И начались у меня по ночам стариковские мечтания: как война кончится, как я сына женю и сам при молодых жить буду, плотничать и внучат нянчить. Словом, всякая такая стариковская штука. Но и тут получилась у меня полная осечка. Зимою наступали мы без передышки, и особо часто писать друг другу нам было некогда, а к концу войны, уже возле Берлина, утром послал Анатолию письмишко, а на другой день получил ответ. И тут я понял, что подошли мы с сыном к германской столице разными путями, но находимся один от одного поблизости. Жду не дождусь, прямо-таки не чаю, когда мы с ним свидимся. Ну, и свиделись… Акурат девятого мая, утром, в День Победы, убил моего Анатолия немецкий снайпер…

Во второй половине дня вызывает меня командир роты. Гляжу, сидит у него незнакомый мне артиллерийский подполковник. Я вошел в комнату, и он встал, как перед старшим по званию. Командир моей роты говорит: «К тебе, Соколов», - а сам к окну отвернулся. Пронизало меня, будто электрическим током, потому что почуял я недоброе. Подполковник подошел ко мне и тихо говорит: «Мужайся, отец! Твой сын, капитан Соколов, убит сегодня на батарее. Пойдем со мной!»

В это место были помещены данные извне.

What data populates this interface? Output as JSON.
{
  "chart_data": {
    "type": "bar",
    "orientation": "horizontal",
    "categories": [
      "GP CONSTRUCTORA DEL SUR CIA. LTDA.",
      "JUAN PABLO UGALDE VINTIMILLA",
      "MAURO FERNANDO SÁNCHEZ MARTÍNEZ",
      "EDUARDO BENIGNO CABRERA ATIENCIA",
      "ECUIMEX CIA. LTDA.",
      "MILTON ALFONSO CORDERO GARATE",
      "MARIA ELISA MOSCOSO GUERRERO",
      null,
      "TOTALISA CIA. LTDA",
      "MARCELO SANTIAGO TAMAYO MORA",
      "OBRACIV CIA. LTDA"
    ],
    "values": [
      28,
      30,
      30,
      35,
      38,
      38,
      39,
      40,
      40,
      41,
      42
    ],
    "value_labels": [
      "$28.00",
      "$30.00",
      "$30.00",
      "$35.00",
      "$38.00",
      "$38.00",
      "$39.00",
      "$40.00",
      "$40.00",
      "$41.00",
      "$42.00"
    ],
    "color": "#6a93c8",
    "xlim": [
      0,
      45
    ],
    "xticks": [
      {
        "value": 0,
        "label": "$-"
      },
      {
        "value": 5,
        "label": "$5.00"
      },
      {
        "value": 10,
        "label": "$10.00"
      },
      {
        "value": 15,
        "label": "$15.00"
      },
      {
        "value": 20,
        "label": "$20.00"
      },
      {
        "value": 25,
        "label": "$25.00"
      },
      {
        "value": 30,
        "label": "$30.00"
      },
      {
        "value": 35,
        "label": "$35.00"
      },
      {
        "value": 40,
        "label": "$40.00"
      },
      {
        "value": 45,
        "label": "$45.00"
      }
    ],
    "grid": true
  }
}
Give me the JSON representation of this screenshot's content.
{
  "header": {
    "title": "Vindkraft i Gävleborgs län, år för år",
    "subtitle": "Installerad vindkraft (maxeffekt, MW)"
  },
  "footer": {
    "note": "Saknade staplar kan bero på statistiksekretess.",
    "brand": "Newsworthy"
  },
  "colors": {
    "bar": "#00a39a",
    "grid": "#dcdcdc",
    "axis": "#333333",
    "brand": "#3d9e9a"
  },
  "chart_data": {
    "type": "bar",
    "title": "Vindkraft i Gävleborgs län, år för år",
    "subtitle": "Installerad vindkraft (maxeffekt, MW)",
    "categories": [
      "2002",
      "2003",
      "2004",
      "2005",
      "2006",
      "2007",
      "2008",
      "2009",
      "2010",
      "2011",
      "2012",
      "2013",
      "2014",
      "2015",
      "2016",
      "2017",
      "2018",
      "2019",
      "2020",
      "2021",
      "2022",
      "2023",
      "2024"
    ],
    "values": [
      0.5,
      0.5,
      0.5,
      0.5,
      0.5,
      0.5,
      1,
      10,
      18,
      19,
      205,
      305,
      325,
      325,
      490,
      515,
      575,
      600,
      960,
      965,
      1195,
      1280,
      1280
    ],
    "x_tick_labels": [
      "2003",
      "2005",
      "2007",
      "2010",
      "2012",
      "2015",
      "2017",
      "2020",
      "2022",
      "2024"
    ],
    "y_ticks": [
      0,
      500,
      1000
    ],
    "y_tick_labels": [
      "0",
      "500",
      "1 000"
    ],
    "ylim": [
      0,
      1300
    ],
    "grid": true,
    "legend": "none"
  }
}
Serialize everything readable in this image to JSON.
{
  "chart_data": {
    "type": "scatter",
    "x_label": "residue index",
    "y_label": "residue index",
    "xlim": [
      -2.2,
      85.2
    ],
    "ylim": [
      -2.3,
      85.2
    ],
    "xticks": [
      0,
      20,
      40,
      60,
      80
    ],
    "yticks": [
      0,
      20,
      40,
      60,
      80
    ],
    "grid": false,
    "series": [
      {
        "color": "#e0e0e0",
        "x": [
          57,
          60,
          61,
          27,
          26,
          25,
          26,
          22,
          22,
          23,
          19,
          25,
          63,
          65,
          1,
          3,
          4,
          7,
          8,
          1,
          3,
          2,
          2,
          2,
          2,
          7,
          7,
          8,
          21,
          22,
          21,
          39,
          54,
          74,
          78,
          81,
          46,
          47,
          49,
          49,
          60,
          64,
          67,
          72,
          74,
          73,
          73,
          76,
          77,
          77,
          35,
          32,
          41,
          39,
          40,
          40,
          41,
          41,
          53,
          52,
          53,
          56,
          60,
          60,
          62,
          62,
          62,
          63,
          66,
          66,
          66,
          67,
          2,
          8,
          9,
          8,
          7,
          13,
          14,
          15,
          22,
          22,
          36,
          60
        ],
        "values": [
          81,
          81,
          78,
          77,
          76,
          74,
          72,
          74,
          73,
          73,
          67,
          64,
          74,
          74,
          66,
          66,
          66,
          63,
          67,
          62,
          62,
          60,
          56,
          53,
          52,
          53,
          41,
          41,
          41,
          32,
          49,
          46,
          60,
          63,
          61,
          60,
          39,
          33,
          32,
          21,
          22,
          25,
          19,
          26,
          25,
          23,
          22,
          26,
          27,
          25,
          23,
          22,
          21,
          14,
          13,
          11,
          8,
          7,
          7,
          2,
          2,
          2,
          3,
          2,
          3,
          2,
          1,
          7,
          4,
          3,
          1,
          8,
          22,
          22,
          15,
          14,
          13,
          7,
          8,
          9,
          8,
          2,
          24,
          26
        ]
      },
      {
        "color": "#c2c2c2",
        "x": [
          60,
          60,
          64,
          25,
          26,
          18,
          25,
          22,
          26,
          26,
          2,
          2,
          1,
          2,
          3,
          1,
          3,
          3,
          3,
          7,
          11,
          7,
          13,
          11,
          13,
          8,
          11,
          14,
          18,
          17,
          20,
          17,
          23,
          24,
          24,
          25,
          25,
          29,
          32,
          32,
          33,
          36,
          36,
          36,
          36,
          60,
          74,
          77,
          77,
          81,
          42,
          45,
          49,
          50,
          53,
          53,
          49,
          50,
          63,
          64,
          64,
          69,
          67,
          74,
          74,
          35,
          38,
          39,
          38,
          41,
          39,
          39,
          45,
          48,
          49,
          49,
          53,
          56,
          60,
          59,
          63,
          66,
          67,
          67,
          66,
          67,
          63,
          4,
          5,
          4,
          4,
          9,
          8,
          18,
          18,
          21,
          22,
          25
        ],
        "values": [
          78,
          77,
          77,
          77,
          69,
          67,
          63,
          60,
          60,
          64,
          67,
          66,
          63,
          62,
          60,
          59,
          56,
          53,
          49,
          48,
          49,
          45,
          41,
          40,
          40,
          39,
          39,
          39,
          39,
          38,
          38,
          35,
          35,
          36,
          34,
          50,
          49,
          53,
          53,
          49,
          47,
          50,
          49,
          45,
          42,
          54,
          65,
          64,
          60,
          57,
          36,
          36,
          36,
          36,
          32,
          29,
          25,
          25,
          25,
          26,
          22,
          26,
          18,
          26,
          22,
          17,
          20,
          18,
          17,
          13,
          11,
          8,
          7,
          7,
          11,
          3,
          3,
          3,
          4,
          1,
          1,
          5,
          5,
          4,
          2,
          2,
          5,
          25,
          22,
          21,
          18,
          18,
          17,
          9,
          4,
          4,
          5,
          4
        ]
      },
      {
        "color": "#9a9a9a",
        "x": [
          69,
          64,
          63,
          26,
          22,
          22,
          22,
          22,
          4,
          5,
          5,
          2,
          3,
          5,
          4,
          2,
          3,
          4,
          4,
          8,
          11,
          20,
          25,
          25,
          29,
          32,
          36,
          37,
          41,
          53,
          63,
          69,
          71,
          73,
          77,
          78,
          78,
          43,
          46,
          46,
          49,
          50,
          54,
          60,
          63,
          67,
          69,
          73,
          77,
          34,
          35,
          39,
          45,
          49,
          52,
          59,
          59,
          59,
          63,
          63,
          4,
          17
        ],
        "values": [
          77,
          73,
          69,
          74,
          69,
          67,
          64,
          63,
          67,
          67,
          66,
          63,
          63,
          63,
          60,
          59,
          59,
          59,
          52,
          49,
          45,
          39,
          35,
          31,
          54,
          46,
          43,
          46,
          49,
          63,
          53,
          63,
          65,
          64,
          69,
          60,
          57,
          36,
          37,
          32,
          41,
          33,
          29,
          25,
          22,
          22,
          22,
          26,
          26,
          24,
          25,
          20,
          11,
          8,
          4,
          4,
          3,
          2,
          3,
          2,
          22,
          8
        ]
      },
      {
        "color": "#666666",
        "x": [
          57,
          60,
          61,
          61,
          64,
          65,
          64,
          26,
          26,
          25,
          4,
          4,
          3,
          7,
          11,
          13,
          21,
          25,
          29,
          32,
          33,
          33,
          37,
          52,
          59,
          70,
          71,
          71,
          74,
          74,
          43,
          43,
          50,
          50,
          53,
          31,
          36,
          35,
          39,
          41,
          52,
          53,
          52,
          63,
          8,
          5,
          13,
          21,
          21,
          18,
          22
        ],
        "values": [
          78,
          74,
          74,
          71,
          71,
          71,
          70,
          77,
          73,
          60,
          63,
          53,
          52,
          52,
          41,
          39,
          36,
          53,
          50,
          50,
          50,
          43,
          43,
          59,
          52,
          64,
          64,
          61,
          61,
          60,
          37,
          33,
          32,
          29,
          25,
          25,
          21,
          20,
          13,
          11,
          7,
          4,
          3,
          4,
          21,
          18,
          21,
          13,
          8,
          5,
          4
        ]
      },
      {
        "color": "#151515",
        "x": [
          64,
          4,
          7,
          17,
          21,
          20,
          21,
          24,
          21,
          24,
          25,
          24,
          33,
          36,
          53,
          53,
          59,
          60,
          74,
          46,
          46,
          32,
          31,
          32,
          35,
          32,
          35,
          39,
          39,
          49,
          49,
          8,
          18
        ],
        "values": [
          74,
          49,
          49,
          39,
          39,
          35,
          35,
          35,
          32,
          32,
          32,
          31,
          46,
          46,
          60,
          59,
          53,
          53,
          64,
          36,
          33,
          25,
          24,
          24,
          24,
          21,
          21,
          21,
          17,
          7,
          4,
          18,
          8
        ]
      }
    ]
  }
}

Качнулся я, но на ногах устоял. Теперь и то как сквозь сон вспоминаю, как ехал вместе с подполковником на большой машине, как пробирались по заваленным обломками улицам, туманно помню солдатский строй и обитый красным бархатом гроб. А Анатолия вижу вот как тебя, браток. Подошел я к гробу. Мой сын лежит в нем и не мой. Мой - это всегда улыбчивый, узкоплечий мальчишка, с острым кадыком на худой шее, а тут лежит молодой, плечистый, красивый мужчина, глаза полуприкрыты, будто смотрит он куда-то мимо меня, в неизвестную мне далекую даль. Только в уголках губ так навеки и осталась смешинка прежнего сынишки, Тольки, какого я когда-то знал… Поцеловал я его и отошел в сторонку. Подполковник речь сказал. Товарищи-друзья моего Анатолия слезы вытирают, а мои невыплаканные слезы, видно, на сердце засохли. Может, поэтому оно так и болит?..

Похоронил я в чужой, немецкой земле последнюю свою радость и надежду, ударила батарея моего сына, провожая своего командира в далекий путь, и словно что-то во мне оборвалось… Приехал я в свою часть сам не свой. Но тут вскорости меня демобилизовали. Куда идти? Неужто в Воронеж? Ни за что! Вспомнил, что в Урюпинске живет мой дружок, демобилизованный еще зимою по ранению, - он когда-то приглашал меня к себе, - вспомнил и поехал в Урюпинск.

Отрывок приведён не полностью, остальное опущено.